Therapeutic discovery remains a formidable challenge, impeded by the fragmentation of specialized domains and the execution gap between computational design and physiological validation. Although generative AI offers promise, current models often function as passive assistants rather than as autonomous executors. Here, we introduce OrchestRA, a human-in-the-loop multi-agent platform that unifies biology, chemistry, and pharmacology into an autonomous discovery engine. Unlike static code generators, our agents actively execute simulations and reason the results to drive iterative optimization. Governed by an Orchestrator, a Biologist Agent leverages deep reasoning over a massive knowledge graph (>10 million associations) to pinpoint high-confidence targets; a Chemist Agent autonomously detects structural pockets for de novo design or drug repositioning; and a Pharmacologist Agent evaluates candidates via rigorous physiologically based pharmacokinetic (PBPK) simulations. This architecture establishes a dynamic feedback loop where pharmacokinetic and toxicity profiles directly trigger structural reoptimization. By seamlessly integrating autonomous execution with human guidance, OrchestRA democratizes therapeutic design, transforming drug discovery from a stochastic search to a programmable evidence-based engineering discipline.

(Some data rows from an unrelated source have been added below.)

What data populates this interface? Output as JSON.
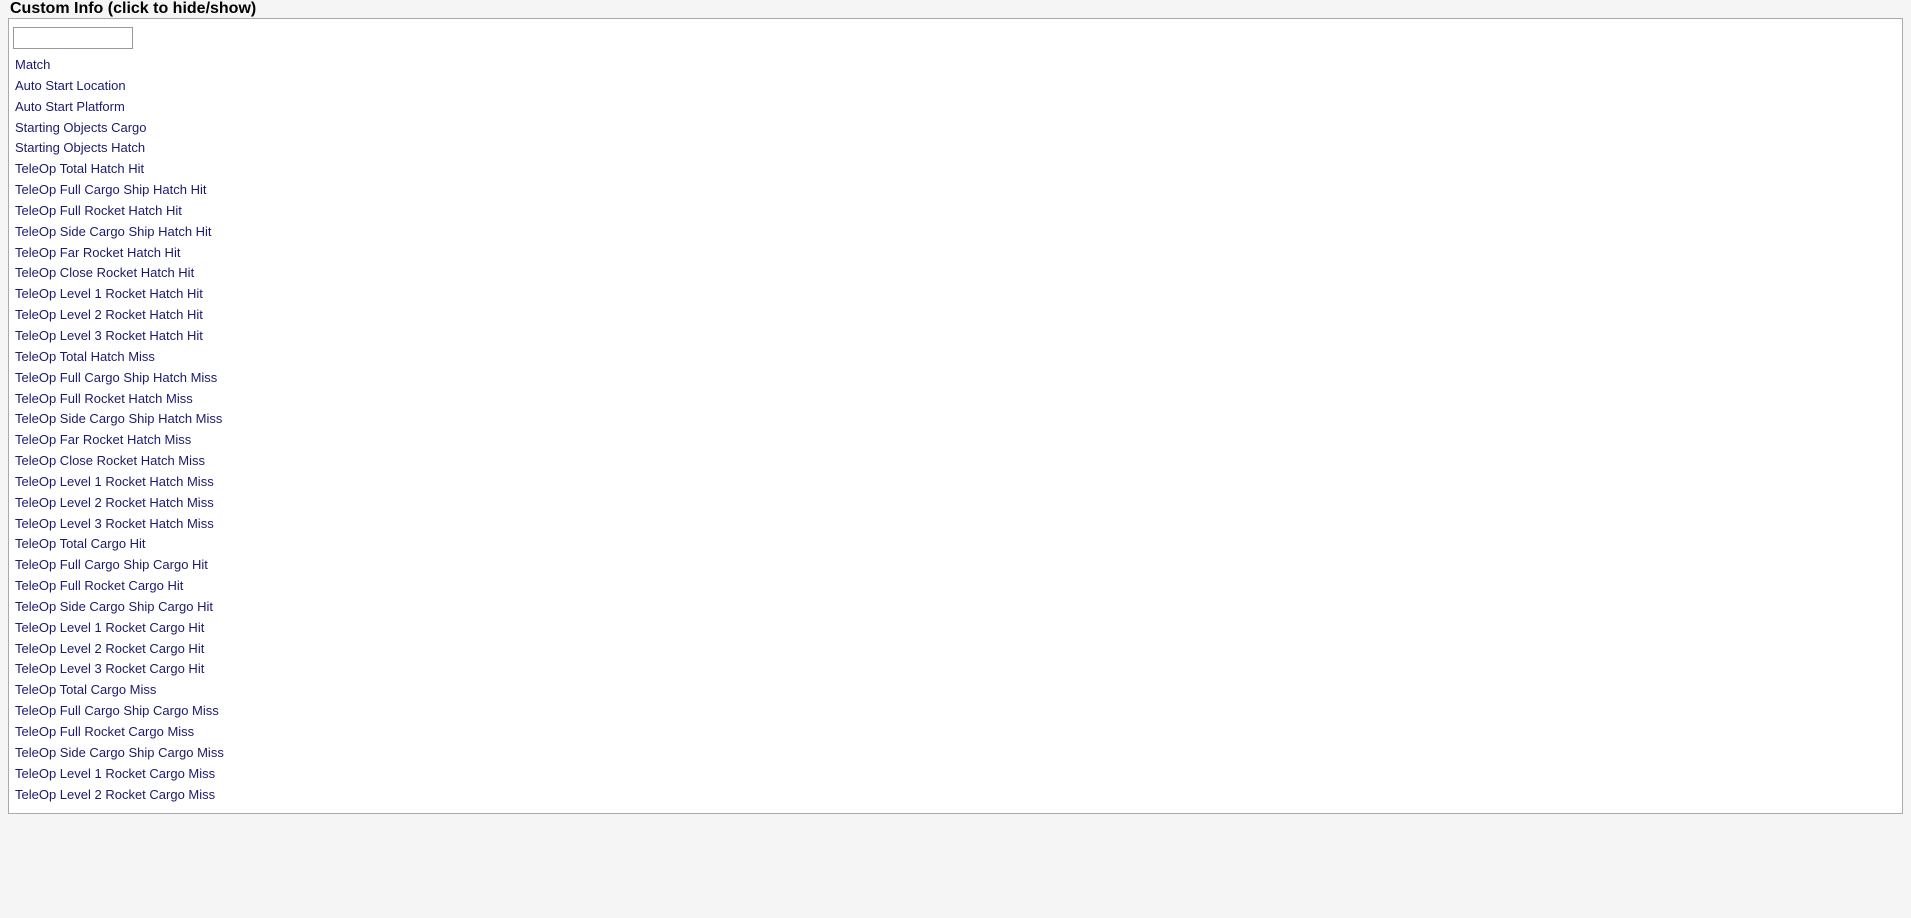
{
  "header": {
    "title": "Custom Info (click to hide/show)"
  },
  "search": {
    "value": "",
    "placeholder": ""
  },
  "items": [
    "Match",
    "Auto Start Location",
    "Auto Start Platform",
    "Starting Objects Cargo",
    "Starting Objects Hatch",
    "TeleOp Total Hatch Hit",
    "TeleOp Full Cargo Ship Hatch Hit",
    "TeleOp Full Rocket Hatch Hit",
    "TeleOp Side Cargo Ship Hatch Hit",
    "TeleOp Far Rocket Hatch Hit",
    "TeleOp Close Rocket Hatch Hit",
    "TeleOp Level 1 Rocket Hatch Hit",
    "TeleOp Level 2 Rocket Hatch Hit",
    "TeleOp Level 3 Rocket Hatch Hit",
    "TeleOp Total Hatch Miss",
    "TeleOp Full Cargo Ship Hatch Miss",
    "TeleOp Full Rocket Hatch Miss",
    "TeleOp Side Cargo Ship Hatch Miss",
    "TeleOp Far Rocket Hatch Miss",
    "TeleOp Close Rocket Hatch Miss",
    "TeleOp Level 1 Rocket Hatch Miss",
    "TeleOp Level 2 Rocket Hatch Miss",
    "TeleOp Level 3 Rocket Hatch Miss",
    "TeleOp Total Cargo Hit",
    "TeleOp Full Cargo Ship Cargo Hit",
    "TeleOp Full Rocket Cargo Hit",
    "TeleOp Side Cargo Ship Cargo Hit",
    "TeleOp Level 1 Rocket Cargo Hit",
    "TeleOp Level 2 Rocket Cargo Hit",
    "TeleOp Level 3 Rocket Cargo Hit",
    "TeleOp Total Cargo Miss",
    "TeleOp Full Cargo Ship Cargo Miss",
    "TeleOp Full Rocket Cargo Miss",
    "TeleOp Side Cargo Ship Cargo Miss",
    "TeleOp Level 1 Rocket Cargo Miss",
    "TeleOp Level 2 Rocket Cargo Miss"
  ]
}
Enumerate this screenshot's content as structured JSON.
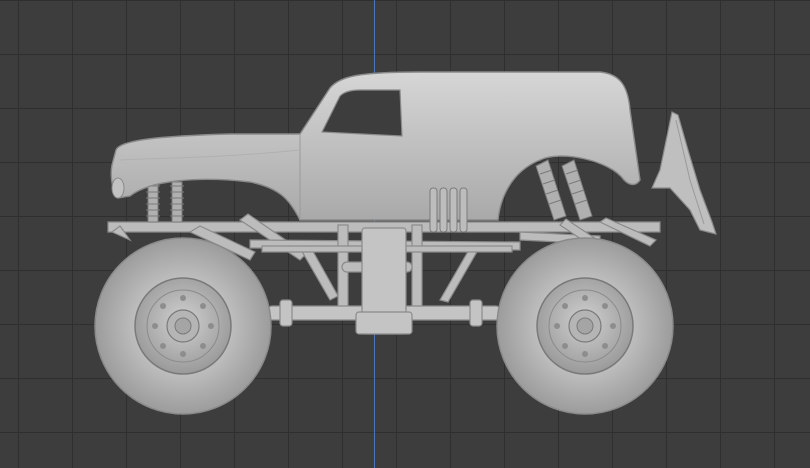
{
  "viewport": {
    "background": "#3d3d3d",
    "grid_color": "#2f2f2f",
    "axis_color": "#4a77b8",
    "model": {
      "icon": "monster-truck-model",
      "body_color": "#c7c7c7",
      "shadow_color": "#8e8e8e",
      "tire_color": "#bdbdbd"
    }
  }
}
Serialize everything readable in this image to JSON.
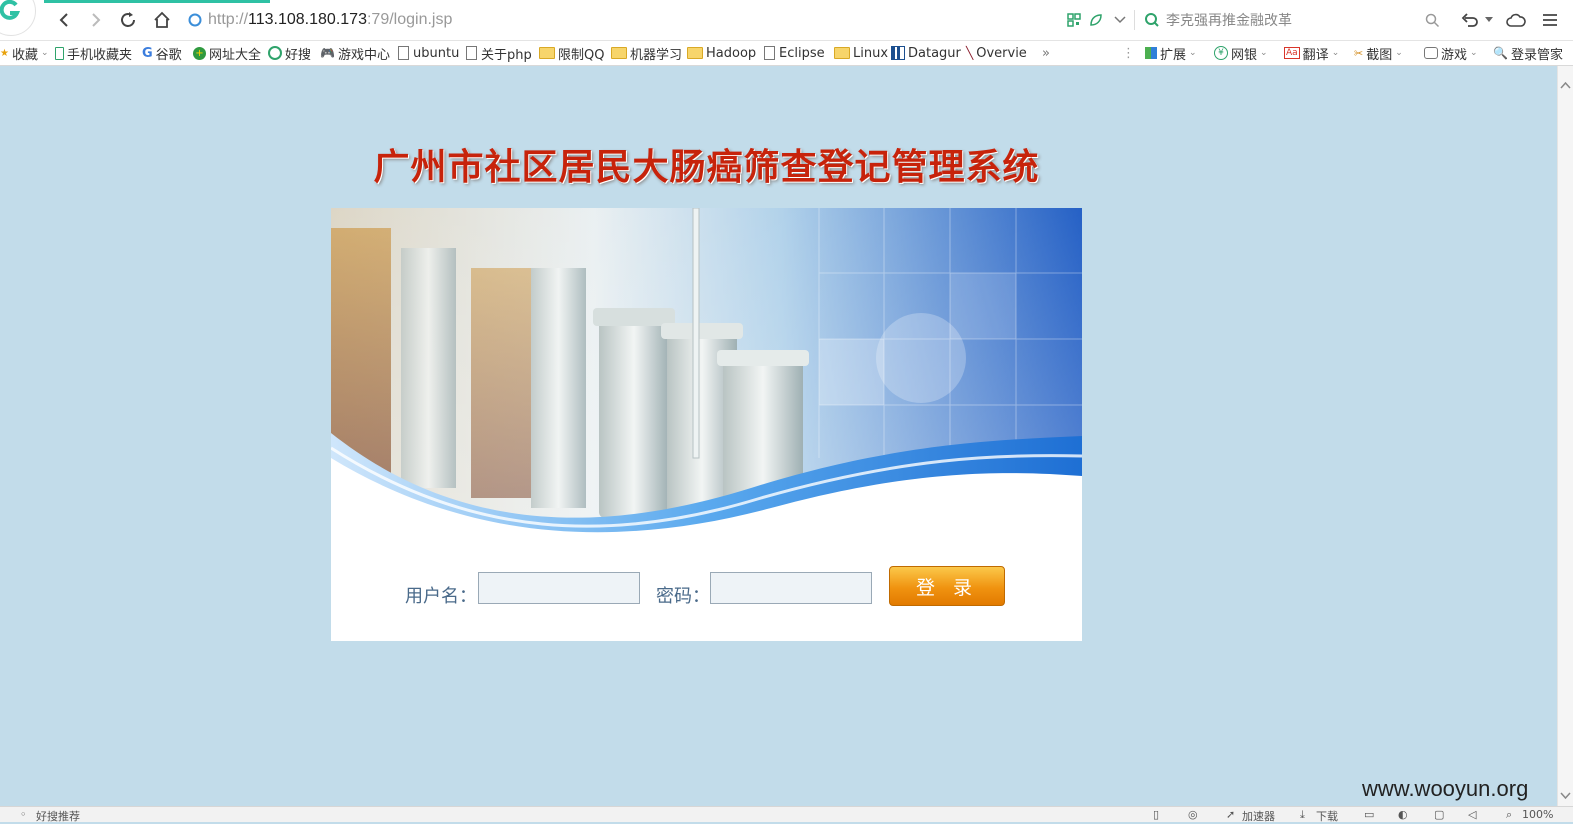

翻译：治疗发现仍然是一项艰巨的挑战，其阻碍因素包括专业领域的碎片化以及计算设计与生理验证之间的执行鸿沟。尽管生成式人工智能展现出前景，但当前模型通常仅作为被动助手而非自主执行器。本文介绍OrchestRA，一种人在回路的多智能体平台，它将生物学、化学和药理学统一为自主发现引擎。与静态代码生成器不同，我们的智能体主动执行模拟并对结果进行推理，以驱动迭代优化。在协调器的统筹下，生物学家智能体通过对海量知识图谱（超过1000万关联）的深度推理来锁定高置信度靶点；化学家智能体自主识别结构空腔以进行从头设计或药物重定位；药理学家智能体则通过严格的基于生理的药代动力学（PBPK）模拟评估候选药物。该架构建立了一个动态反馈循环，其中药代动力学和毒性特征可直接触发结构再优化。通过将自主执行与人类指导无缝集成，OrchestRA实现了治疗设计的民主化，将药物发现从随机搜索转变为可编程的循证工程学科。